PHILADELPHIA -- At one ShopRite supermarket in Philadelphia, shoppers are experiencing sticker shock over the increased costs of sugary drinks.
Elois Dickerson saw the price of her flavored sparkling beverage go up more than 100 percent.
Maurice Broadwater mistook the 96 cent tax for the price of juice. “I thought that was the sale price, like 96 cents off” he said.
Philadelphia became the first big city to impose a tax on all sugary or artificially sweetened drinks. The tax adds 1.5 cents per ounce.
Grocery store owner Jeff Brown says the extra tax is hurting his customers.
“The fear is the loss of revenue will cause some of the stores to close,” Brown said.
Before the tax, an eight-pack of Gatorade, which is 160 ounces, cost $5.99. The new price is $8.39. A gallon of iced tea which was $2.89 has almost doubled in cost; the beverage tax adds $1.92.

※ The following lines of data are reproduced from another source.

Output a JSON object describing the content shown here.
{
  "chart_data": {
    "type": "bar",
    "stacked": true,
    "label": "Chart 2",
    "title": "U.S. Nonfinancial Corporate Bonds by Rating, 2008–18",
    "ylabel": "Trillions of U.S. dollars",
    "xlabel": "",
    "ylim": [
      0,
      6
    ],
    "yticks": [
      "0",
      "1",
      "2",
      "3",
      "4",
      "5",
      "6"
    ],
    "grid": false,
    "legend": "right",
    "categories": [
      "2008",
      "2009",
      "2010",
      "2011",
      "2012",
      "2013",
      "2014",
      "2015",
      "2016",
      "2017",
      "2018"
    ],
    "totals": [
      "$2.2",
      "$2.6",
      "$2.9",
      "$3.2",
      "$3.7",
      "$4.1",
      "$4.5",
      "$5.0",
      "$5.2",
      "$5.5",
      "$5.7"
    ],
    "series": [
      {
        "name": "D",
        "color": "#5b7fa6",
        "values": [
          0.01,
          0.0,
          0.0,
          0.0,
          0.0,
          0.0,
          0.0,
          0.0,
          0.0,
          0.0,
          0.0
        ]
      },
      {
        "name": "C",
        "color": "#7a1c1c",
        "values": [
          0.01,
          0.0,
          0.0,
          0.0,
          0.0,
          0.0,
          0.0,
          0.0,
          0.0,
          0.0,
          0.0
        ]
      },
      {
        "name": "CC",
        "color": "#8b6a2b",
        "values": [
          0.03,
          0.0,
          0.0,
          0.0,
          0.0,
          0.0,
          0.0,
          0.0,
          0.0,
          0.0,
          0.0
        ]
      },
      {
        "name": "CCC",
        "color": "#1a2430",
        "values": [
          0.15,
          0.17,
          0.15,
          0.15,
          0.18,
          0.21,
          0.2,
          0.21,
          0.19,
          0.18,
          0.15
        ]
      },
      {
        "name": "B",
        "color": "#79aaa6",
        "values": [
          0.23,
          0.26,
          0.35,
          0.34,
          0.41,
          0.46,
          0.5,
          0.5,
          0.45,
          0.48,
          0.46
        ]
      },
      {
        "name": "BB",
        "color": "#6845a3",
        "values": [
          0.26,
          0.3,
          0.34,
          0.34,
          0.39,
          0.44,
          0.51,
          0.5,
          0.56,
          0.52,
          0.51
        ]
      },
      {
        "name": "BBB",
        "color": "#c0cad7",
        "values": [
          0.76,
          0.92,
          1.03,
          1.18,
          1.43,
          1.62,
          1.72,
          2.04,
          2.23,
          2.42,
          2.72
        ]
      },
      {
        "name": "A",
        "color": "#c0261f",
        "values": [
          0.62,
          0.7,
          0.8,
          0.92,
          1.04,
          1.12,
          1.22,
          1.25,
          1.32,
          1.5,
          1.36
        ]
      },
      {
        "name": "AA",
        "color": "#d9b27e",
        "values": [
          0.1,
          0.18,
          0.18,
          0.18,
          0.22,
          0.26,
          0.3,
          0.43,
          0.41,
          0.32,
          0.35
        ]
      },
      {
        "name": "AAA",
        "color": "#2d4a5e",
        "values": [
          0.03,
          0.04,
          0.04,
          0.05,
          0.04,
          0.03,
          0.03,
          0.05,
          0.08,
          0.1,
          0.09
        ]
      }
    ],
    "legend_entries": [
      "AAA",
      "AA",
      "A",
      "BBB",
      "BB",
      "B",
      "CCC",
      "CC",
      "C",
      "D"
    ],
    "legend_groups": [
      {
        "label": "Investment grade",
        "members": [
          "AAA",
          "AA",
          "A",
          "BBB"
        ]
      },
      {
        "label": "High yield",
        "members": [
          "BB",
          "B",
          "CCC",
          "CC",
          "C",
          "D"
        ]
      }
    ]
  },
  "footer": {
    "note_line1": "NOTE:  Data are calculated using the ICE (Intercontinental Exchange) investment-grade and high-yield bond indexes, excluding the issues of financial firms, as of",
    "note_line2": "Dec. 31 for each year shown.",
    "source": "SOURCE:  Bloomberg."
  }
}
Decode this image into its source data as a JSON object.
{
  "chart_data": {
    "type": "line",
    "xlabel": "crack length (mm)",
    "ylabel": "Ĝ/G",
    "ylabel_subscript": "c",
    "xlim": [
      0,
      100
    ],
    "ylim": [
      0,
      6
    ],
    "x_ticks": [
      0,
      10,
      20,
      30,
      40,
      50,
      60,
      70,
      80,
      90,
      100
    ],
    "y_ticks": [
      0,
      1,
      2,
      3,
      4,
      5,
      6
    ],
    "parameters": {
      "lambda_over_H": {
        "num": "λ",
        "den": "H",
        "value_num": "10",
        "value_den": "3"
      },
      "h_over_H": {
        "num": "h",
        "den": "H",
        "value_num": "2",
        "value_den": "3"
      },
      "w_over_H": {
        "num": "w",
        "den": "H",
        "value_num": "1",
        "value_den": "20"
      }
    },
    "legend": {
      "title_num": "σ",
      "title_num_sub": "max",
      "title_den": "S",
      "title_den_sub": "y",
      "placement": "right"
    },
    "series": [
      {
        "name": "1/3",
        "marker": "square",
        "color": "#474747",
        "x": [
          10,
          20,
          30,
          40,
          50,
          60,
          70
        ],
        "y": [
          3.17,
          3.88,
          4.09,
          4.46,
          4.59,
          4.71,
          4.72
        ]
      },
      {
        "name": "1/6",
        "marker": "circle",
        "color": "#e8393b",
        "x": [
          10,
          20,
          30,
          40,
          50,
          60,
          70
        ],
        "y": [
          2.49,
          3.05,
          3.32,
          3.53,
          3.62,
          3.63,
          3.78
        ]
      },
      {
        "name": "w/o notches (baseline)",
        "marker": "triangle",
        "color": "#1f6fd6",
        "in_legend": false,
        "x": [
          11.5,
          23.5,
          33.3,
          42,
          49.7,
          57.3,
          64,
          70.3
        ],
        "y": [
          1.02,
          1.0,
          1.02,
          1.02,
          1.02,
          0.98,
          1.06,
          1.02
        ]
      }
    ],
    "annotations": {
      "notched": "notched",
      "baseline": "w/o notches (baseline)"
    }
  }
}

Aside from health benefits, Deputy Revenue Commissioner Marisa Waxman says the tax is meant to help the community.
“We anticipate that the first year of collection will generate about $91 million that we can use towards pre-k, community school, as parks libraries and rec centers,” Waxman said.
But Ervin Graham says the city has to find a better way. He returned his iced tea after realizing he paid almost $2 in beverage taxes.